Friesch-Groningsche Hypotheekbank Realty Credit Corp. v. 123 West 88th Associates

— Order, Supreme Court, New York County (Carol E. Huff, J.), entered March 23, 1992, which granted third-party defendant’s motion for summary judgment dismissing the third-party complaint, and denied third-party plaintiff’s cross motion for disclosure pursuant to CPLR 3212 (f), unanimously affirmed, with costs.
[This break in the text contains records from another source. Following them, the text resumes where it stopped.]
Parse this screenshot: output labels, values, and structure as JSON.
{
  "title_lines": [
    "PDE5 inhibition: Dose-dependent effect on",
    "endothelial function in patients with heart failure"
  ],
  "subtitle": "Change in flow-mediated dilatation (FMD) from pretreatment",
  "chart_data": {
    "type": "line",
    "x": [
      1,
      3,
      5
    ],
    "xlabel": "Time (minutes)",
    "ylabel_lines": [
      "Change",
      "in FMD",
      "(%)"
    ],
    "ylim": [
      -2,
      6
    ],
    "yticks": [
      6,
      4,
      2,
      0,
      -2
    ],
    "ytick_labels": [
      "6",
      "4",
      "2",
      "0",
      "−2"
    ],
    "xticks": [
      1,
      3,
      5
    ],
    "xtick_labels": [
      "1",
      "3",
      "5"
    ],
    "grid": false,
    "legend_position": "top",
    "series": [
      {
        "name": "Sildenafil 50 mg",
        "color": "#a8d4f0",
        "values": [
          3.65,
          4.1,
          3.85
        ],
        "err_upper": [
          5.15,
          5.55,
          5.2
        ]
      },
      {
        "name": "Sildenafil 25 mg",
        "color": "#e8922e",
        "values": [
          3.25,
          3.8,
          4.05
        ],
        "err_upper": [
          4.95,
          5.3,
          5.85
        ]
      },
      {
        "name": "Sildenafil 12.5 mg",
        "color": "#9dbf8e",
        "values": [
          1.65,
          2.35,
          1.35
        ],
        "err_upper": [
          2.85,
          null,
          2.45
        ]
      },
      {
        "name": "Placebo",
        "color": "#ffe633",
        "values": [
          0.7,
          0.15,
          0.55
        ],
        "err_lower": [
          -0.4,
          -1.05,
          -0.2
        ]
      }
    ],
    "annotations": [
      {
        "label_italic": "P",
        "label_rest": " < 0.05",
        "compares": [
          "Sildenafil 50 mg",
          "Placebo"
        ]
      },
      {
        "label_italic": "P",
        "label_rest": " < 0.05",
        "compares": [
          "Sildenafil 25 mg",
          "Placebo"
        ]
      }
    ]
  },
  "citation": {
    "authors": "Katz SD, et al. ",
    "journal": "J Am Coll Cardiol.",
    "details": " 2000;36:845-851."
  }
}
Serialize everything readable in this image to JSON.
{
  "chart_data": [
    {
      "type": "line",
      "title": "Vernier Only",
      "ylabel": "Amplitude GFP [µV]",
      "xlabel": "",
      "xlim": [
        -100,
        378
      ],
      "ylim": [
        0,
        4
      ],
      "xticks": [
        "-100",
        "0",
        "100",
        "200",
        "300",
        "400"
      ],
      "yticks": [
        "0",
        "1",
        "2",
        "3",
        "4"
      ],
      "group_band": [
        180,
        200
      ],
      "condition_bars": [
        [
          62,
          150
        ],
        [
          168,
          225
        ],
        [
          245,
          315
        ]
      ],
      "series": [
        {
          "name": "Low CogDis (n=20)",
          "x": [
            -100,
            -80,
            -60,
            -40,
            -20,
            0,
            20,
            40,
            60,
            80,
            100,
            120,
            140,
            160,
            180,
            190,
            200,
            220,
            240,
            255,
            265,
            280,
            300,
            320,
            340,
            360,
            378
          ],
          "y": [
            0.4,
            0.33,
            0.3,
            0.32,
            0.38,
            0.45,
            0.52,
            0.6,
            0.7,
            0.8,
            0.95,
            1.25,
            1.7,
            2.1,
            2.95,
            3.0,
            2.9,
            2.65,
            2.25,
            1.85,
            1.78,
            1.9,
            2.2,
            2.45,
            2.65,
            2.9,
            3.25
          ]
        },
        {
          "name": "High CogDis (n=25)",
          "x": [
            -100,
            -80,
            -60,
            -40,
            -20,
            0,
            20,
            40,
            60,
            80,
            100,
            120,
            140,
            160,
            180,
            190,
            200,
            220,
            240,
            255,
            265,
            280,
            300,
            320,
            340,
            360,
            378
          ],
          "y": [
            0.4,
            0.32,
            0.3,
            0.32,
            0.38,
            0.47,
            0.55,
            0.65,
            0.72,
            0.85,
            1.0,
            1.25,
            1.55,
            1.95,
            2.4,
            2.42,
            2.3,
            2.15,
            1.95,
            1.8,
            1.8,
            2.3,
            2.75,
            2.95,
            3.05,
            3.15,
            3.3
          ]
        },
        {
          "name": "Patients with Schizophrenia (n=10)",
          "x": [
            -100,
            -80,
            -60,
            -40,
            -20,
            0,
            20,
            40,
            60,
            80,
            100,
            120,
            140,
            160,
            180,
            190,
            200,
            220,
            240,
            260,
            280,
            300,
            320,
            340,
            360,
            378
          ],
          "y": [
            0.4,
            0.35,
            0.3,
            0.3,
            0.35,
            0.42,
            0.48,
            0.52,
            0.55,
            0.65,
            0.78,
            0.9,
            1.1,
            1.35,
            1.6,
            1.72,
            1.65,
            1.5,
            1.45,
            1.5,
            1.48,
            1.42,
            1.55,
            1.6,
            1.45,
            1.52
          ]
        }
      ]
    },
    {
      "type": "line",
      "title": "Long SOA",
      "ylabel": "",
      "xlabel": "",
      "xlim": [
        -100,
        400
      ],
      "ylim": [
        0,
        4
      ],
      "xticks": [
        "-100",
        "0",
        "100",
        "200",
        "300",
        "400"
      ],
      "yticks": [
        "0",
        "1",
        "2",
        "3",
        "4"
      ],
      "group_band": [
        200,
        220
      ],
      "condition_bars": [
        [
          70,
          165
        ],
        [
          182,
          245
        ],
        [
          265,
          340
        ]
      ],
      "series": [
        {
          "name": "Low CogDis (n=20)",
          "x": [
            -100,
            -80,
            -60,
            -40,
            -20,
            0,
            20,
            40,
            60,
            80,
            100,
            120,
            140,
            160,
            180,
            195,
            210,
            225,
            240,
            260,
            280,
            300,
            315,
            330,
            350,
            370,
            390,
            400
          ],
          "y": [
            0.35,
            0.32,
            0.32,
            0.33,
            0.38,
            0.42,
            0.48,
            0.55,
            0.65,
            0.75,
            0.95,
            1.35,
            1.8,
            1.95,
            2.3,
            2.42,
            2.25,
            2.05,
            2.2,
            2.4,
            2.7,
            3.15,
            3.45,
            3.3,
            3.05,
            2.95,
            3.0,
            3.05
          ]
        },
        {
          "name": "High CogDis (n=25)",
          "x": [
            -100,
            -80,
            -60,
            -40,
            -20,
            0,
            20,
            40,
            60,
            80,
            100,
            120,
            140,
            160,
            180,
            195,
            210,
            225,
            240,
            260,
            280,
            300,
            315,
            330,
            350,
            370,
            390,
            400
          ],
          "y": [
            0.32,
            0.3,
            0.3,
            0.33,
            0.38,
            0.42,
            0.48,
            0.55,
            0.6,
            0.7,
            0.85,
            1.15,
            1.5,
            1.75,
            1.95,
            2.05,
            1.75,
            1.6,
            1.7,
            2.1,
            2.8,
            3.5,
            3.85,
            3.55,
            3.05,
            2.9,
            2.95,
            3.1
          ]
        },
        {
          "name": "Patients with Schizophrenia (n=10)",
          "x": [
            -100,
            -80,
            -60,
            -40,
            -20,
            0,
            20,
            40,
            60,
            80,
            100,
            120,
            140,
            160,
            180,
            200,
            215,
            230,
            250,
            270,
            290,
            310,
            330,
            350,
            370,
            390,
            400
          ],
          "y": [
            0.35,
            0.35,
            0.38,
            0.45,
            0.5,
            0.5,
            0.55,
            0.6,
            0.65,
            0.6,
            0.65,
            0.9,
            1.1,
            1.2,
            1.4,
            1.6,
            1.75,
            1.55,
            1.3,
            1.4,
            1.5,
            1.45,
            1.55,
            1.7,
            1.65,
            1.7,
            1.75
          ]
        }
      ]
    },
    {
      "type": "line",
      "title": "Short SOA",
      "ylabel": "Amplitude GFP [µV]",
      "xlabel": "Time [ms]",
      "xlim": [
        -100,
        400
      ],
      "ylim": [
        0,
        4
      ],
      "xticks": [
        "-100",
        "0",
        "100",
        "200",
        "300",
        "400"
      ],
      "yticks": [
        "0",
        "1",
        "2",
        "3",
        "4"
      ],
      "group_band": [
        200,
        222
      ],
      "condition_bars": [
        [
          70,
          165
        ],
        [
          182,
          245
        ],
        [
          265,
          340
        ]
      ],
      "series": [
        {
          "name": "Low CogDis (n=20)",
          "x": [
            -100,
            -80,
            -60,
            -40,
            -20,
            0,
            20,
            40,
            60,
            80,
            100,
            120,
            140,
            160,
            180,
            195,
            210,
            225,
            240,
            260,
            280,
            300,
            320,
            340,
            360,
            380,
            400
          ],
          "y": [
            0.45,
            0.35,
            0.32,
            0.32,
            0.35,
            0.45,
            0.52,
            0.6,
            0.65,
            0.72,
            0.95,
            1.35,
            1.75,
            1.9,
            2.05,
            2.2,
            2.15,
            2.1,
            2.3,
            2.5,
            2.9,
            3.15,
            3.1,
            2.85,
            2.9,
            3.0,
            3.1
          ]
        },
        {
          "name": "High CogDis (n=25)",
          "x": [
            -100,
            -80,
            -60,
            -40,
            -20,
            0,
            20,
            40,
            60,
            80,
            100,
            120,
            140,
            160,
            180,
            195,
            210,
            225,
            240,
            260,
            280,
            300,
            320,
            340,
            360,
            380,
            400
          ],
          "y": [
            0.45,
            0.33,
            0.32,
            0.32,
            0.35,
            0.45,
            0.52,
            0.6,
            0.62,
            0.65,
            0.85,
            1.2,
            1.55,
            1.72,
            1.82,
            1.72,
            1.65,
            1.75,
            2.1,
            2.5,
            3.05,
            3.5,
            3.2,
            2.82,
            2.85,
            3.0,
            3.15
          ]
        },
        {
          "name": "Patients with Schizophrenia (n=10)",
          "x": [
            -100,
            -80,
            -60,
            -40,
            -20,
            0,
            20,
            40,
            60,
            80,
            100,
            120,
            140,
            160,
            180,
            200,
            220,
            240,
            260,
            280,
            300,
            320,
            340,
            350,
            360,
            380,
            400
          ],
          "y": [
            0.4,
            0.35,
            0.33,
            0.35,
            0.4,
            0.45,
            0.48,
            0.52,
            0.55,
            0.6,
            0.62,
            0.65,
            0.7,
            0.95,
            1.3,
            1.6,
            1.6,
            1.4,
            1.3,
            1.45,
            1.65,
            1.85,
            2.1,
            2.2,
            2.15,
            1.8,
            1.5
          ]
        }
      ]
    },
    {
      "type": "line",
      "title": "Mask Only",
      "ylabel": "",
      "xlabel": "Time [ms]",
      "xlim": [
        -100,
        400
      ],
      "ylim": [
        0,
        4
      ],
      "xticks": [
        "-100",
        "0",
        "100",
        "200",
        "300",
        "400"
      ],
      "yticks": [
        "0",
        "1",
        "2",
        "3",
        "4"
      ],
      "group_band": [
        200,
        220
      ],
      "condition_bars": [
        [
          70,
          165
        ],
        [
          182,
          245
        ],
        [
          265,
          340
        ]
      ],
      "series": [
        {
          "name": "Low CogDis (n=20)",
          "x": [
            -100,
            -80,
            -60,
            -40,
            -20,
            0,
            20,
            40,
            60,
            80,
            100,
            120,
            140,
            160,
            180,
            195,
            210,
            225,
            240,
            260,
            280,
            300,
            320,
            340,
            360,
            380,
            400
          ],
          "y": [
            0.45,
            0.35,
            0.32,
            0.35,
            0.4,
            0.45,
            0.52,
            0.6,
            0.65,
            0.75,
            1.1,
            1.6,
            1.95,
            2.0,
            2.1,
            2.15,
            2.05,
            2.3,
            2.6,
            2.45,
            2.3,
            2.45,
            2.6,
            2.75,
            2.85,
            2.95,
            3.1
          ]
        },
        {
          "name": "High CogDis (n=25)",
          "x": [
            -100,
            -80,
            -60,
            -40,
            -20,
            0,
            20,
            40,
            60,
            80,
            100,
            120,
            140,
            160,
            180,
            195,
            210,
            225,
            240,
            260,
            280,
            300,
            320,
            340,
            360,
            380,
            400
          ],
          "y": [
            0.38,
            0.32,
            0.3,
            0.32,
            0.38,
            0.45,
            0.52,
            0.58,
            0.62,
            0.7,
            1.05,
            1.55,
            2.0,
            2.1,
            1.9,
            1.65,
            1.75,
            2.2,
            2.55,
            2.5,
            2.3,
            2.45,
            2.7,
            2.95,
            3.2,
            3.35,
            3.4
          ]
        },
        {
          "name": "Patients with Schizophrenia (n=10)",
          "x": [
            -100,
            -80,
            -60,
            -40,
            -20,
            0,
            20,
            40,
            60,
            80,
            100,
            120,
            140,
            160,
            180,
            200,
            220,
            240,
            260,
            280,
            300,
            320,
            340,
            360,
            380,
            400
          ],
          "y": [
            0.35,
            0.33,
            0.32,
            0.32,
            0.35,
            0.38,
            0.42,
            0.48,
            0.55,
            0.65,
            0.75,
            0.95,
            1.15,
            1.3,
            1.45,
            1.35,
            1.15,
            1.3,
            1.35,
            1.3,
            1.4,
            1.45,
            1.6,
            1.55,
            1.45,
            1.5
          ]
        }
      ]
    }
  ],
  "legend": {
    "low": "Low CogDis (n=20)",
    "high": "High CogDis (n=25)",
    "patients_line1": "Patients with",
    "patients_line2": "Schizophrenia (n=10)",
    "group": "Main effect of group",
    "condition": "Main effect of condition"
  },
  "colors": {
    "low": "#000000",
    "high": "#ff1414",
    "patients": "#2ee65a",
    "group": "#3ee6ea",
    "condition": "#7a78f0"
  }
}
We agree with the IAS Court that third-party defendant’s submission made a prima facie showing of entitlement to judgment as a matter of law, tendering sufficient evidence to demonstrate that its appraisal was based on an inspection of the building in question and relevant market conditions. The burden thus shifted to third-party plaintiff to produce evidentiary proof in admissible form sufficient to raise material issues of fact bearing on whether the appraisal was negligently or fraudulently prepared. This third-party plaintiff failed to do, the affirmation of its counsel, without knowledge of the facts surrounding the preparation of the appraisal *515report, being of no probative value (see, Parks v Greenberg, 161 AD2d 467, 468, lv denied 76 NY2d 712). Moreover, counsel’s affirmation, while complaining that the appraiser ignored the income approach in assigning a value to the building, does not address the clearly stated reasons given in the report why the market data approach was generally to be preferred to the income approach when it came to Manhattan apartment buildings — reasons that were in fact applicable to the building in question because of third-party plaintiff’s obligation under its mortgage loan with plaintiff to diligently proceed with a conversion.

Concerning the cause of action for fraud, third-party plaintiff does not identify any misrepresentations of fact by third-party defendant, and, moreover, was on notice that the appraisal report reflected only an opinion based on certain information and assumptions. Concur — Murphy, P. J., Wallach, Ross and Asch, JJ.